The Battle with Fear [05]

I was watching one of my shows one night when one of the lines just struck me. “Music is in you.”  My heart was stirred because in the midst of this show, God began to show me more of the dreams that I had put on the wayside. Allow me to share how this has been true in my life.

Music has always been a part of my life, but similar to every area of my life the stronghold of fear had been trying to kill it.  Fear has had such an immense grip on anything that would bring life, joy, peace, and fulfillment. I can remember vividly standing in front of my church at the age of 8, microphone in hand ready to sing a song that I had practiced over and over. I was eager to sing any chance I got but mostly in my room with anything that resembled a microphone.  I would belt out my songs declaring the truth of who God is. But put me in front of anyone and I would feel shaken and paralyzed. I wondered if I could be free from the fear that wanted to paralyze me? Could I escape the nerves that wanted to take me out? I wanted to get out from underneath the suffocating hold of fear.

After every performance, I thought that was it. I thought I wouldn’t have to do it again, but the requests kept coming.  It didn’t matter the frequency as I got older, whether it was solos, leading worship, or speaking in front of people (large or small groups); I was enslaved to fear.

I began to have a love/hate relationship with music and the way in which God would minister through me.  I would do what God asked me to do, but I was so busy battling my fear and nervousness in the moment…making it extremely difficult to enter in and be present.  It was exhausting dealing with the anxiety for days and sometimes months in advance.

Recently I came across my old report cards. Almost every single one had this one remark, “Juliana has much to offer and needs to participate more.” The problem was, I didn’t want to be noticed.  I didn’t want to be seen, and yet God always seemed to want to put me up “front” and would put words or music on my heart to share.

After Mike and I were married, we lead worship together at our church and other events. Do you think the fear left? Nope! Though there was another person to do it with me, the fear still clung on.

Then we took a long break from leading worship anywhere.  We were in the trenches of having kids and that season was not one that was open to music.  I was both relieved and saddened at the same time.

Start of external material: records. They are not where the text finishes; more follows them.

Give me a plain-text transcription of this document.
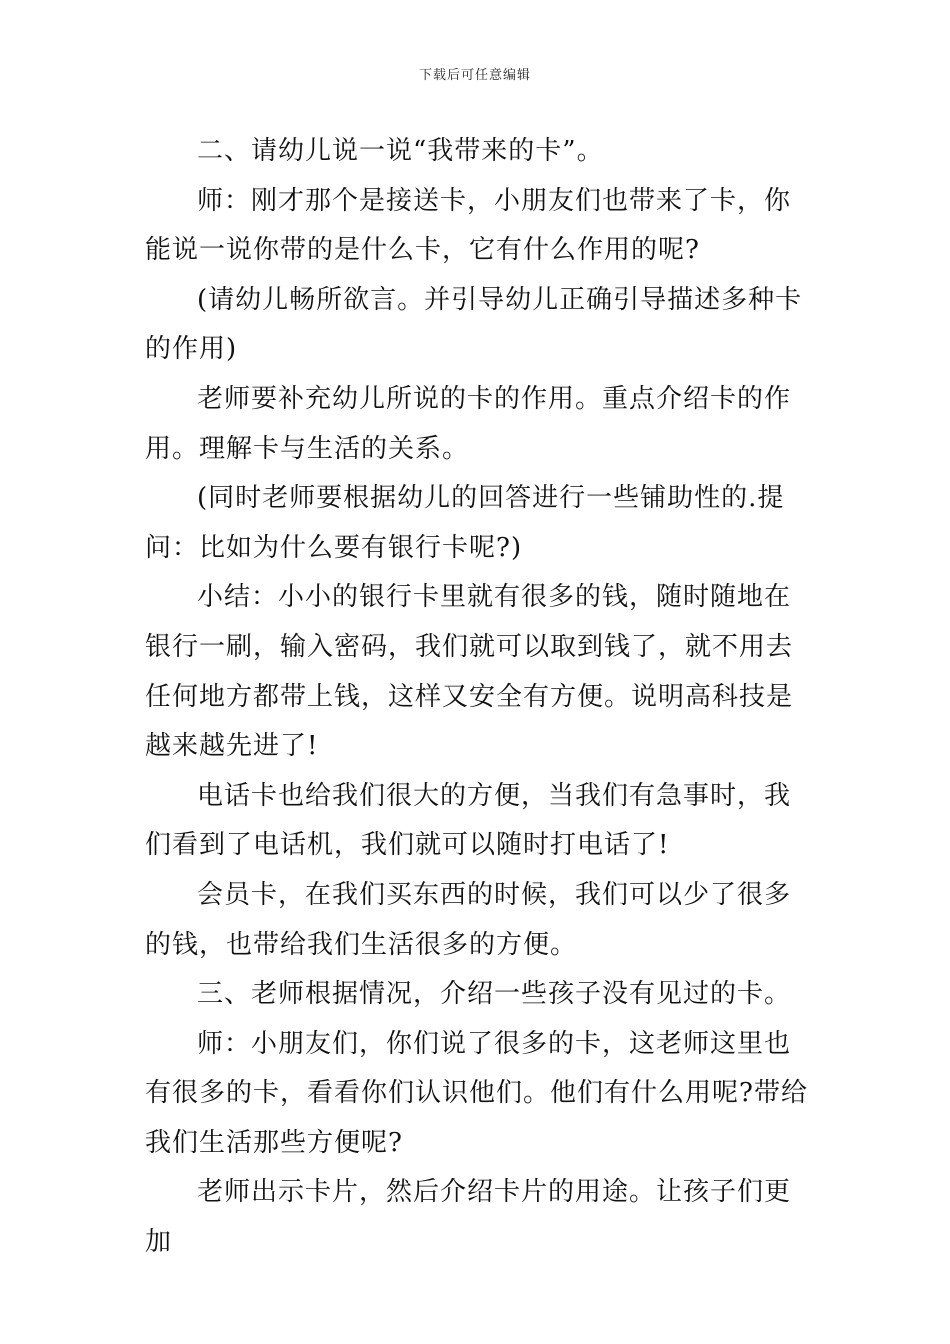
下载后可任意编辑

二、请幼儿说一说“我带来的卡”。

师：刚才那个是接送卡，小朋友们也带来了卡，你能说一说你带的是什么卡，它有什么作用的呢?

(请幼儿畅所欲言。并引导幼儿正确引导描述多种卡的作用)

老师要补充幼儿所说的卡的作用。重点介绍卡的作用。理解卡与生活的关系。

(同时老师要根据幼儿的回答进行一些铺助性的.提问：比如为什么要有银行卡呢?)

小结：小小的银行卡里就有很多的钱，随时随地在银行一刷，输入密码，我们就可以取到钱了，就不用去任何地方都带上钱，这样又安全有方便。说明高科技是越来越先进了!

电话卡也给我们很大的方便，当我们有急事时，我们看到了电话机，我们就可以随时打电话了!

会员卡，在我们买东西的时候，我们可以少了很多的钱，也带给我们生活很多的方便。

三、老师根据情况，介绍一些孩子没有见过的卡。

师：小朋友们，你们说了很多的卡，这老师这里也有很多的卡，看看你们认识他们。他们有什么用呢?带给我们生活那些方便呢?

老师出示卡片，然后介绍卡片的用途。让孩子们更加
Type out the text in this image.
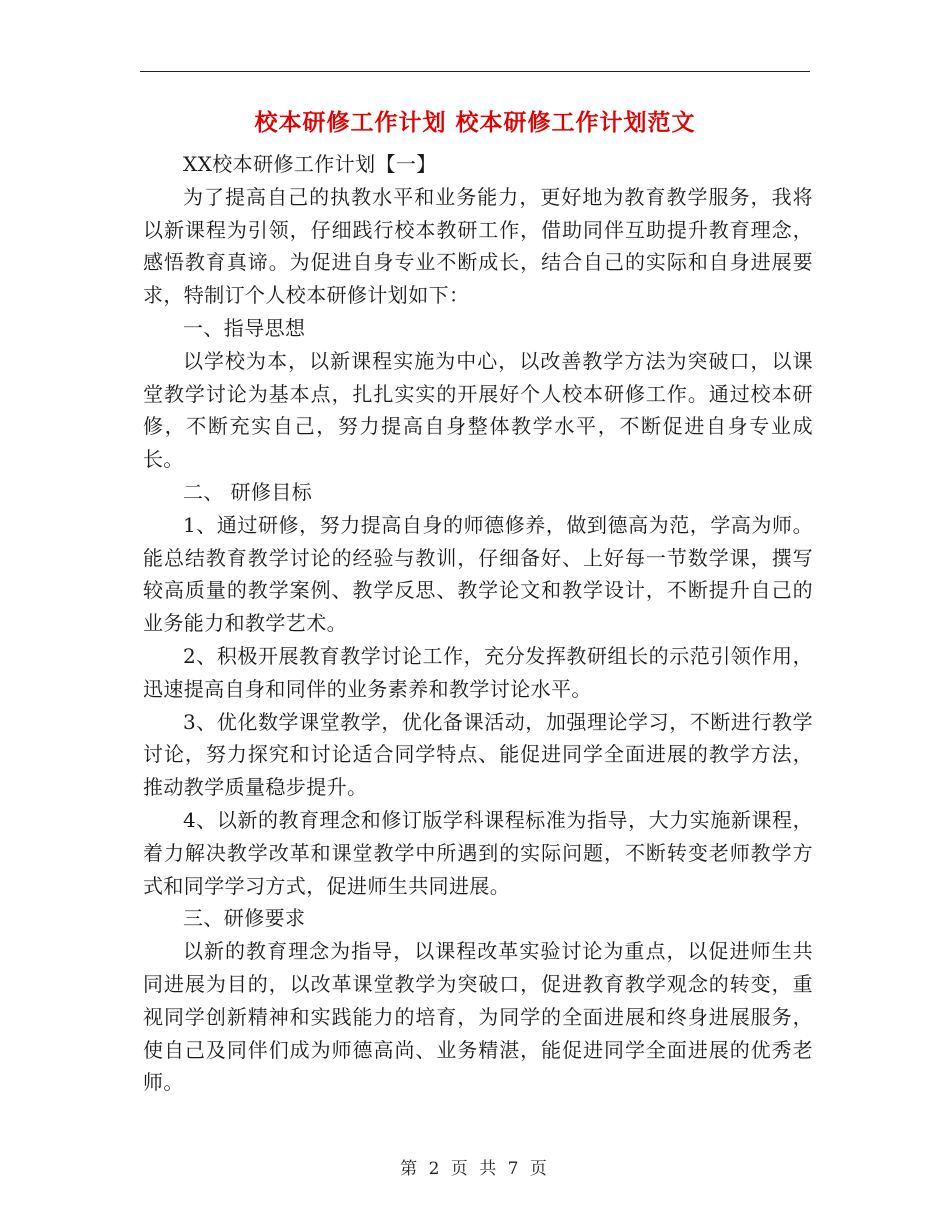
校本研修工作计划 校本研修工作计划范文

XX校本研修工作计划【一】

为了提高自己的执教水平和业务能力，更好地为教育教学服务，我将以新课程为引领，仔细践行校本教研工作，借助同伴互助提升教育理念，感悟教育真谛。为促进自身专业不断成长，结合自己的实际和自身进展要求，特制订个人校本研修计划如下：

一、指导思想

以学校为本，以新课程实施为中心，以改善教学方法为突破口，以课堂教学讨论为基本点，扎扎实实的开展好个人校本研修工作。通过校本研修，不断充实自己，努力提高自身整体教学水平，不断促进自身专业成长。

二、 研修目标

1、通过研修，努力提高自身的师德修养，做到德高为范，学高为师。能总结教育教学讨论的经验与教训，仔细备好、上好每一节数学课，撰写较高质量的教学案例、教学反思、教学论文和教学设计，不断提升自己的业务能力和教学艺术。

2、积极开展教育教学讨论工作，充分发挥教研组长的示范引领作用，迅速提高自身和同伴的业务素养和教学讨论水平。

3、优化数学课堂教学，优化备课活动，加强理论学习，不断进行教学讨论，努力探究和讨论适合同学特点、能促进同学全面进展的教学方法，推动教学质量稳步提升。

4、以新的教育理念和修订版学科课程标准为指导，大力实施新课程，着力解决教学改革和课堂教学中所遇到的实际问题，不断转变老师教学方式和同学学习方式，促进师生共同进展。

三、研修要求

以新的教育理念为指导，以课程改革实验讨论为重点，以促进师生共同进展为目的，以改革课堂教学为突破口，促进教育教学观念的转变，重视同学创新精神和实践能力的培育，为同学的全面进展和终身进展服务，使自己及同伴们成为师德高尚、业务精湛，能促进同学全面进展的优秀老师。

第 2 页 共 7 页
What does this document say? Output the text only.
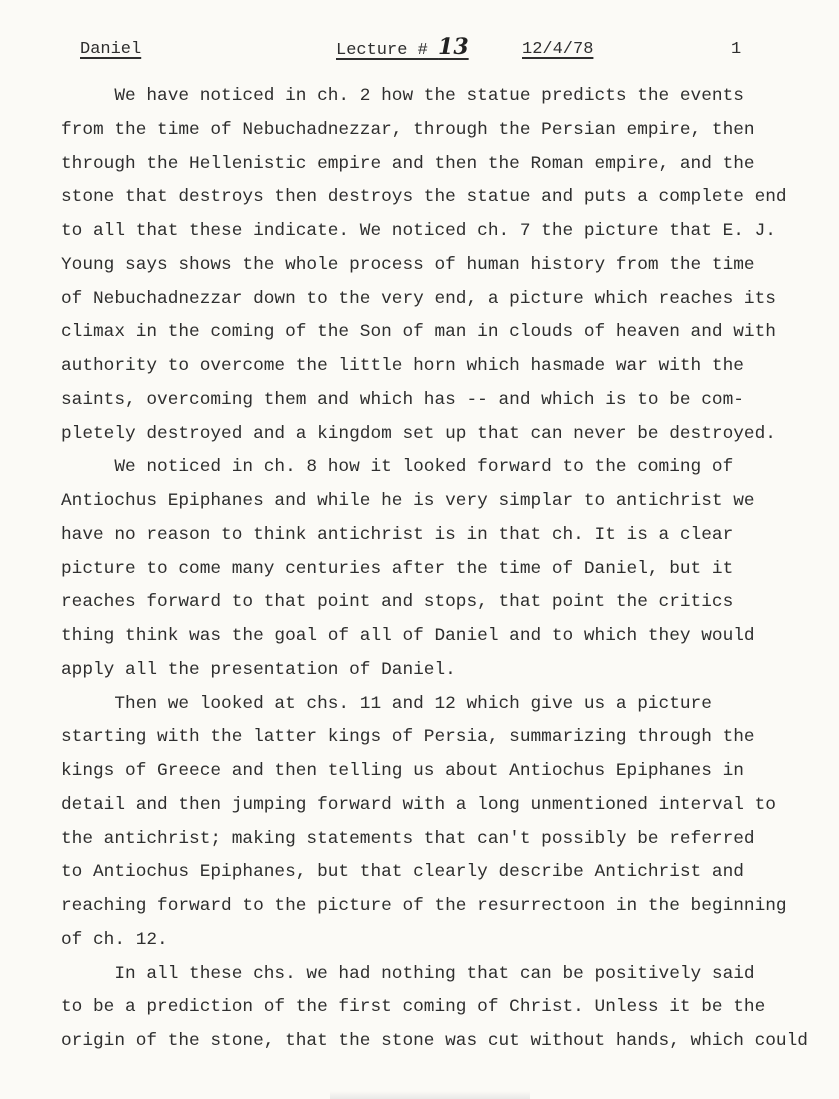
Daniel	Lecture # 13	12/4/78	1
We have noticed in ch. 2 how the statue predicts the events
from the time of Nebuchadnezzar, through the Persian empire, then
through the Hellenistic empire and then the Roman empire, and the
stone that destroys then destroys the statue and puts a complete end
to all that these indicate. We noticed ch. 7 the picture that E. J.
Young says shows the whole process of human history from the time
of Nebuchadnezzar down to the very end, a picture which reaches its
climax in the coming of the Son of man in clouds of heaven and with
authority to overcome the little horn which hasmade war with the
saints, overcoming them and which has -- and which is to be com-
pletely destroyed and a kingdom set up that can never be destroyed.
We noticed in ch. 8 how it looked forward to the coming of
Antiochus Epiphanes and while he is very simplar to antichrist we
have no reason to think antichrist is in that ch. It is a clear
picture to come many centuries after the time of Daniel, but it
reaches forward to that point and stops, that point the critics
thing think was the goal of all of Daniel and to which they would
apply all the presentation of Daniel.
Then we looked at chs. 11 and 12 which give us a picture
starting with the latter kings of Persia, summarizing through the
kings of Greece and then telling us about Antiochus Epiphanes in
detail and then jumping forward with a long unmentioned interval to
the antichrist; making statements that can't possibly be referred
to Antiochus Epiphanes, but that clearly describe Antichrist and
reaching forward to the picture of the resurrectoon in the beginning
of ch. 12.
In all these chs. we had nothing that can be positively said
to be a prediction of the first coming of Christ. Unless it be the
origin of the stone, that the stone was cut without hands, which could
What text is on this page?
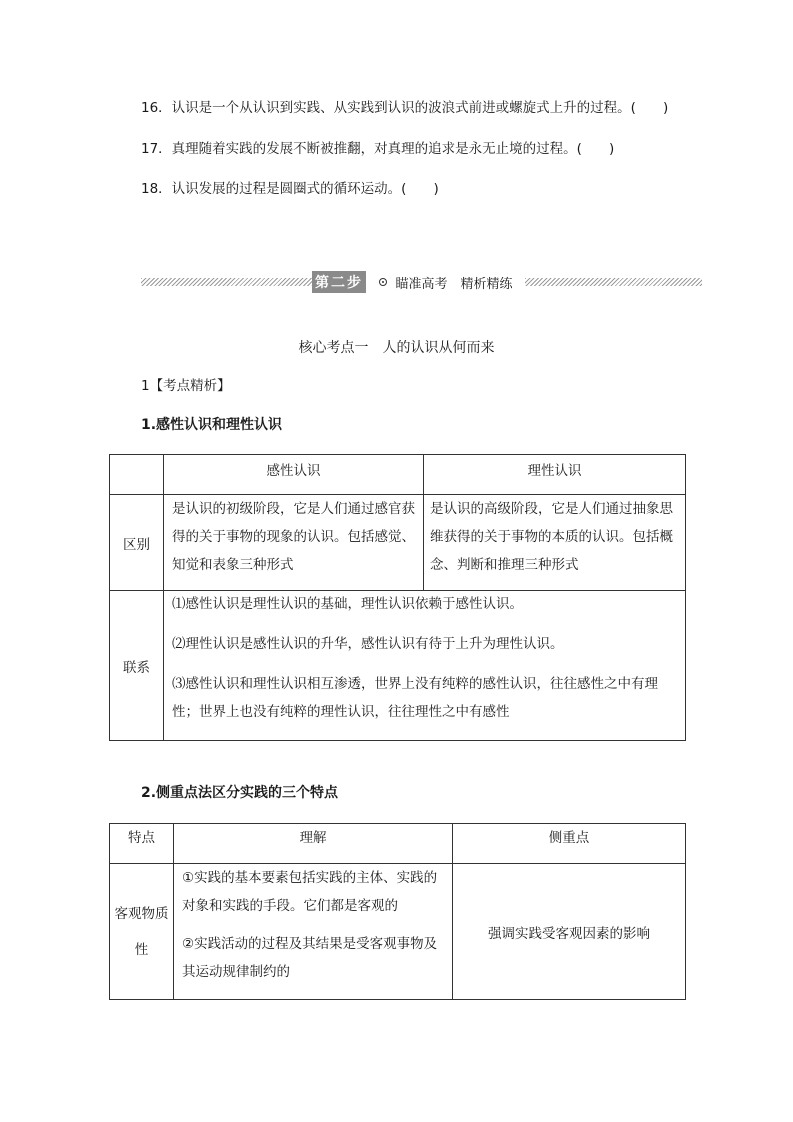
16．认识是一个从认识到实践、从实践到认识的波浪式前进或螺旋式上升的过程。(　　)
17．真理随着实践的发展不断被推翻，对真理的追求是永无止境的过程。(　　)
18．认识发展的过程是圆圈式的循环运动。(　　)
第二步 瞄准高考　精析精练
核心考点一　人的认识从何而来
1【考点精析】
1.感性认识和理性认识
	感性认识	理性认识
区别	是认识的初级阶段，它是人们通过感官获得的关于事物的现象的认识。包括感觉、知觉和表象三种形式	是认识的高级阶段，它是人们通过抽象思维获得的关于事物的本质的认识。包括概念、判断和推理三种形式

联系	⑴感性认识是理性认识的基础，理性认识依赖于感性认识。

⑵理性认识是感性认识的升华，感性认识有待于上升为理性认识。

⑶感性认识和理性认识相互渗透，世界上没有纯粹的感性认识，往往感性之中有理性；世界上也没有纯粹的理性认识，往往理性之中有感性	

2.侧重点法区分实践的三个特点
特点	理解	侧重点
客观物质性	①实践的基本要素包括实践的主体、实践的对象和实践的手段。它们都是客观的

②实践活动的过程及其结果是受客观事物及其运动规律制约的	强调实践受客观因素的影响
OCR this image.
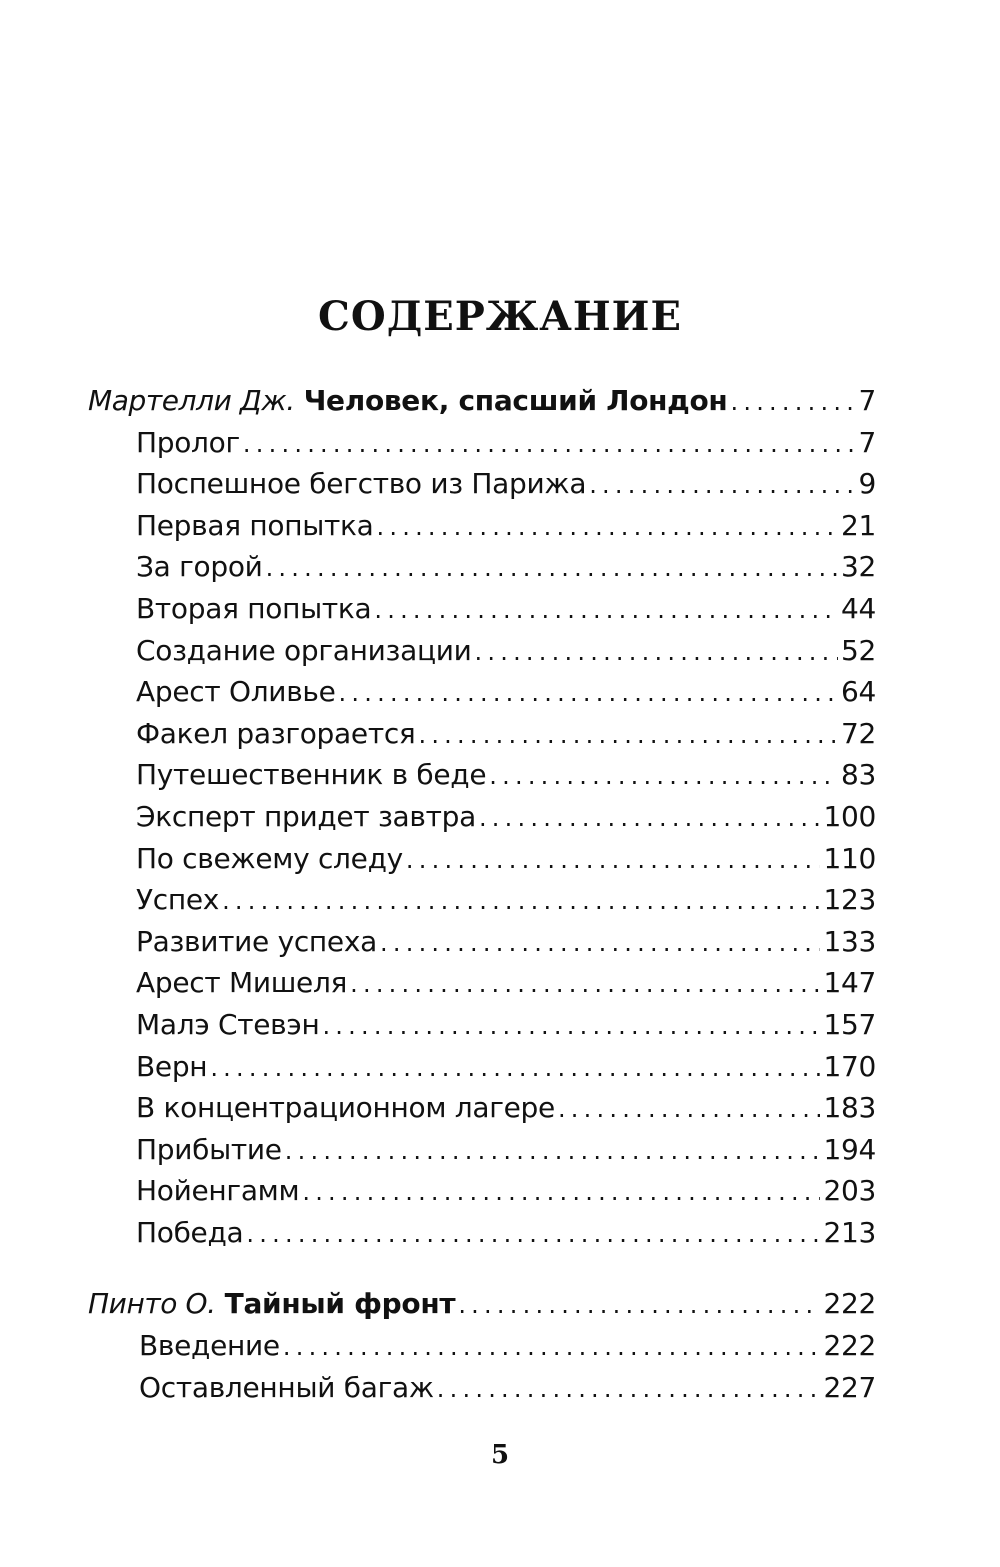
СОДЕРЖАНИЕ
Мартелли Дж. Человек, спасший Лондон . . .	7
Пролог . . .	7
Поспешное бегство из Парижа . . .	9
Первая попытка . . .	21
За горой . . .	32
Вторая попытка . . .	44
Создание организации . . .	52
Арест Оливье . . .	64
Факел разгорается . . .	72
Путешественник в беде . . .	83
Эксперт придет завтра . . .	100
По свежему следу . . .	110
Успех . . .	123
Развитие успеха . . .	133
Арест Мишеля . . .	147
Малэ Стевэн . . .	157
Верн . . .	170
В концентрационном лагере . . .	183
Прибытие . . .	194
Нойенгамм . . .	203
Победа . . .	213
Пинто О. Тайный фронт . . .	222
Введение . . .	222
Оставленный багаж . . .	227
5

A couple of years ago, we were a part of a home fellowship. The opportunity came around again to lead worship. The second Sunday I began to hear the lies very clearly, “Sit down! Be quiet! You have nothing to offer! Who do you think you are?!” They were loud and this time I actually couldn’t go any further. I broke down in front of this small fellowship. I confessed the lies. For YEARS, I had just tried to ignore the lies and suppress them; it clearly hadn’t worked. I opened up and let the hurts out. I opened up and spoke the lies into the LIGHT.

The small fellowship began to rally around me in prayer. They began to speak out loud the Truth of who I am, and we commanded this awful Spirit of Fear to go. I began to be taught a new way of casting down the things of old, of rebuking lies, and anything that sets itself against the true knowledge of God. I repented of the way that I had accepted that fear was just always going to be there. I confessed lie after lie that I had taken as Truth. I could actually feel fresh air coming back into my lungs! The weight that fear kept me under was actually being broken off!

God began to show me the calling He had on my life, it is using my VOICE; in various ways shapes and forms. And because of this, the enemy has set it as his mission to kill, steal and destroy any way of me rising up and believing the truth of who I am in Christ. I am a threat to the enemy when I believe all that God says about me. I am a threat to the enemy and the evil forces of darkness that are at work in this world when I walk confidently in who I am as a daughter of the King of kings and the Lord of lords! Yet, I am FREE by the work of Jesus on the Cross!

Perhaps you have been bound, shackled, and held back by fear or perhaps by something else in your life. Jesus has offered us a new way to live life. His way is all about FREEDOM!